Apart from being used as human food, cassava is an industrial raw material for medicine, cosmetics, textiles, paper, confectionery, beverages, animal feed, biodegradable food containers, adhesives and glues, chemicals and ethanol-based fuel, among other products.

Once established in the field, the crop needs moisture for the first two months, but after that, it can withstand prolonged periods of drought. In severe conditions, cassava sheds its leaves as a coping mechanism. Once it rains, it uses the stored carbohydrates in the stem to produce leaves again.

One study in the ScienceDirect scientific journal found that cassava leaves are a rich source of protein, minerals and vitamins. Still, they have to be processed to rid them of hydrogen cyanide. The processing involves repeatedly pounding the leaves followed by boiling them in water to release the toxicity.

Low cassava production in Kenya has been blamed on a lack of regular supply of improved varieties. In the late 1980s and early 90s, there was an outbreak of the cassava mosaic disease. However, some new disease-tolerant varieties were brought from Uganda and introduced to Western Kenya.
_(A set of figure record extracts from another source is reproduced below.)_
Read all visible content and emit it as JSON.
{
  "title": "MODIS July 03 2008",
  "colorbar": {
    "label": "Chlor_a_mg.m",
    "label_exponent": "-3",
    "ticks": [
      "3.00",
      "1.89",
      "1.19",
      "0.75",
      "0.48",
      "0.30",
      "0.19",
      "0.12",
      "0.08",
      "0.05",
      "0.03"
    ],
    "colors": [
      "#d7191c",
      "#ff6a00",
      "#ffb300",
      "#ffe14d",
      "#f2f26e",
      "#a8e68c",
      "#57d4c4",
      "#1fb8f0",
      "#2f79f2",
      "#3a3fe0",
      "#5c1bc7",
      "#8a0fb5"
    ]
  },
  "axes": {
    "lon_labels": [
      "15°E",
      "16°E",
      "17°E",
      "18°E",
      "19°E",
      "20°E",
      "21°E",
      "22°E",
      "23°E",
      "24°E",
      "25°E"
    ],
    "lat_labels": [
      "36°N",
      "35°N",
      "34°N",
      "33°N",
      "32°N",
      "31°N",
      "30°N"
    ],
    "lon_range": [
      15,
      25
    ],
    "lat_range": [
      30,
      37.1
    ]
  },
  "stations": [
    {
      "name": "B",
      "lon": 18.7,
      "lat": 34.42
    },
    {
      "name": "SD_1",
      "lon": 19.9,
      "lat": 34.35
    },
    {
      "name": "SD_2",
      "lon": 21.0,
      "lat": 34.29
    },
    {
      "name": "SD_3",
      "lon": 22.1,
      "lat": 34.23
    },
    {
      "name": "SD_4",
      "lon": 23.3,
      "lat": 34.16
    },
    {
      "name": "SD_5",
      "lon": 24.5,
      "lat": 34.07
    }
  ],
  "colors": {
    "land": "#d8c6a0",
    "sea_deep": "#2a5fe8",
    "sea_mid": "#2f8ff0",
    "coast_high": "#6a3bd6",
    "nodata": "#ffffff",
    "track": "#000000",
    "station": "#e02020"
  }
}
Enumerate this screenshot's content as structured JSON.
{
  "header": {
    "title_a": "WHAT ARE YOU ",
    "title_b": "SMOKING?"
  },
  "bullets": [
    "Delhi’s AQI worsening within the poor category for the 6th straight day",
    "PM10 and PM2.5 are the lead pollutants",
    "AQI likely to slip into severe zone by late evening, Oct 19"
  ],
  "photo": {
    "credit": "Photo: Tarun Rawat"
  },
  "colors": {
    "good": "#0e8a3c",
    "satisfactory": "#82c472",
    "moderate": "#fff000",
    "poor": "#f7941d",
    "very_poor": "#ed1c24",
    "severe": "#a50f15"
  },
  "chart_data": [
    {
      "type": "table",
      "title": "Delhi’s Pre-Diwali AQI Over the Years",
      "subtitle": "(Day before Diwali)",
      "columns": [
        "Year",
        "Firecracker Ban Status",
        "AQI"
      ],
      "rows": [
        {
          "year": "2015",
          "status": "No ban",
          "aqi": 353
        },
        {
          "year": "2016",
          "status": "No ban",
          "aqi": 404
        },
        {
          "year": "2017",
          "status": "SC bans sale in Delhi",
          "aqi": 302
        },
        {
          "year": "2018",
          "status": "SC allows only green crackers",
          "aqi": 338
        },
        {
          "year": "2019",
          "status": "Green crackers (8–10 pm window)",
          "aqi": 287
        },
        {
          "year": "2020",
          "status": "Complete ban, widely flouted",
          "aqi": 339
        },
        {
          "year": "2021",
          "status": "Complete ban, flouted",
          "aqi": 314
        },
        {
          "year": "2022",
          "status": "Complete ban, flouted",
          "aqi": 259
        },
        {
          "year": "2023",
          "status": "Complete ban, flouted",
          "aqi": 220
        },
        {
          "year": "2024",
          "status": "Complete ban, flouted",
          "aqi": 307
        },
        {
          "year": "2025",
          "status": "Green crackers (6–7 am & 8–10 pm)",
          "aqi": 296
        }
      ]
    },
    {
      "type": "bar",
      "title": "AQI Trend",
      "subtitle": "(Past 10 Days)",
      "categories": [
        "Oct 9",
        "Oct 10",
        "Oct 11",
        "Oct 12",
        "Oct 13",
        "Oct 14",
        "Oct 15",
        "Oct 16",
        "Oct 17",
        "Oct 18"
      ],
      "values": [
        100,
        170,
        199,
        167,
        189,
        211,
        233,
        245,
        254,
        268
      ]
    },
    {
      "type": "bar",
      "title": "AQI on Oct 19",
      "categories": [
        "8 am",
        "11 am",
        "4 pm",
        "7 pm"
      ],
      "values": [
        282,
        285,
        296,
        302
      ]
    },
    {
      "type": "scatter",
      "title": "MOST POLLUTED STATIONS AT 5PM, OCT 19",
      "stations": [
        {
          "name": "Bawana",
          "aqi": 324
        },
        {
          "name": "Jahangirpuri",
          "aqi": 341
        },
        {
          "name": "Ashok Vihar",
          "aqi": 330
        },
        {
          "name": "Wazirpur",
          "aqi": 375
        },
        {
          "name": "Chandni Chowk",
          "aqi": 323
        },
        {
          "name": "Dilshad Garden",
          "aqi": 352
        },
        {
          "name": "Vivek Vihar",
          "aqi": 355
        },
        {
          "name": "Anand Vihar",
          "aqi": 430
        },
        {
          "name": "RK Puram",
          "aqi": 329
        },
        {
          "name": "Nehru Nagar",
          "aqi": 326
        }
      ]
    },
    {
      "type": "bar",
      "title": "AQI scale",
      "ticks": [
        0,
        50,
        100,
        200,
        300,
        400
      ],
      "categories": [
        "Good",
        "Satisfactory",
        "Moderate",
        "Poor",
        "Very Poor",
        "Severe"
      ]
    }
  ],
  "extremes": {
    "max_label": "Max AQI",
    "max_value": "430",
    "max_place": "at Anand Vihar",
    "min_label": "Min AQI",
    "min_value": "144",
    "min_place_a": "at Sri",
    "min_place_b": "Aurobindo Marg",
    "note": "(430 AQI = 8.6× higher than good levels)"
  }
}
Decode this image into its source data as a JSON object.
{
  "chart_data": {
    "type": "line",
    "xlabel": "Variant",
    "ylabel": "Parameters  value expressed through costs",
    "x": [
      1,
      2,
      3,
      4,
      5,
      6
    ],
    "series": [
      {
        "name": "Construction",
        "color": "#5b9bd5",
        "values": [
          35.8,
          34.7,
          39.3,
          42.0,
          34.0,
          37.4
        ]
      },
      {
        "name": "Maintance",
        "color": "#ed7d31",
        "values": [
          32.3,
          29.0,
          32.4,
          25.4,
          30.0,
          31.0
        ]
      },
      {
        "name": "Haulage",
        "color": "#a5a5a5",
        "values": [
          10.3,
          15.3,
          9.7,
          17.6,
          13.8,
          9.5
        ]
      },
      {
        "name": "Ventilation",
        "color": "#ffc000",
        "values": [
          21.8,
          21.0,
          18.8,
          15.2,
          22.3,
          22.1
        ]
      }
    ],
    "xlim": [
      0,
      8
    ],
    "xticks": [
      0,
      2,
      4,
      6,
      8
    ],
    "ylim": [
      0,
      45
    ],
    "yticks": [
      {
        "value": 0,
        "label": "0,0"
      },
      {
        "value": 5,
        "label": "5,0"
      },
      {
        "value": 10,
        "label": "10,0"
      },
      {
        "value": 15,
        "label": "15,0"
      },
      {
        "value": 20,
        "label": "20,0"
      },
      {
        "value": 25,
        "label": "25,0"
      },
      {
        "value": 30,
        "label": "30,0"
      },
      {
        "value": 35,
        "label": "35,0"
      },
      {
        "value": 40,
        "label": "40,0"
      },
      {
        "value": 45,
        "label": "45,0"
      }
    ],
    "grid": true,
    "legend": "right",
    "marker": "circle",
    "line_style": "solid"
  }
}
Currently, IITA has a breeding programme in Tanzania and Uganda, through which it has bred a new variety resistant to cassava mosaic disease and brown streak disease. The breed was naturally bred over a period of about 20 years.

The brown streak disease has been present for many years in the coastal regions of Mozambique, Malawi and the Kenyan Coast. In 2004, it started spreading inland to Western Kenya and Uganda and slowly moved to the Eastern Democratic Republic of Congo.

Today, IITA has developed high-yielding varieties resistant to the two diseases. The varieties are sweet and high-yielding and adapted to both coastal and Western Kenya. Typically, cassava yields 10 tonnes per hectare, but the new varieties can produce up to 40 tonnes per hectare with proper agronomy practices.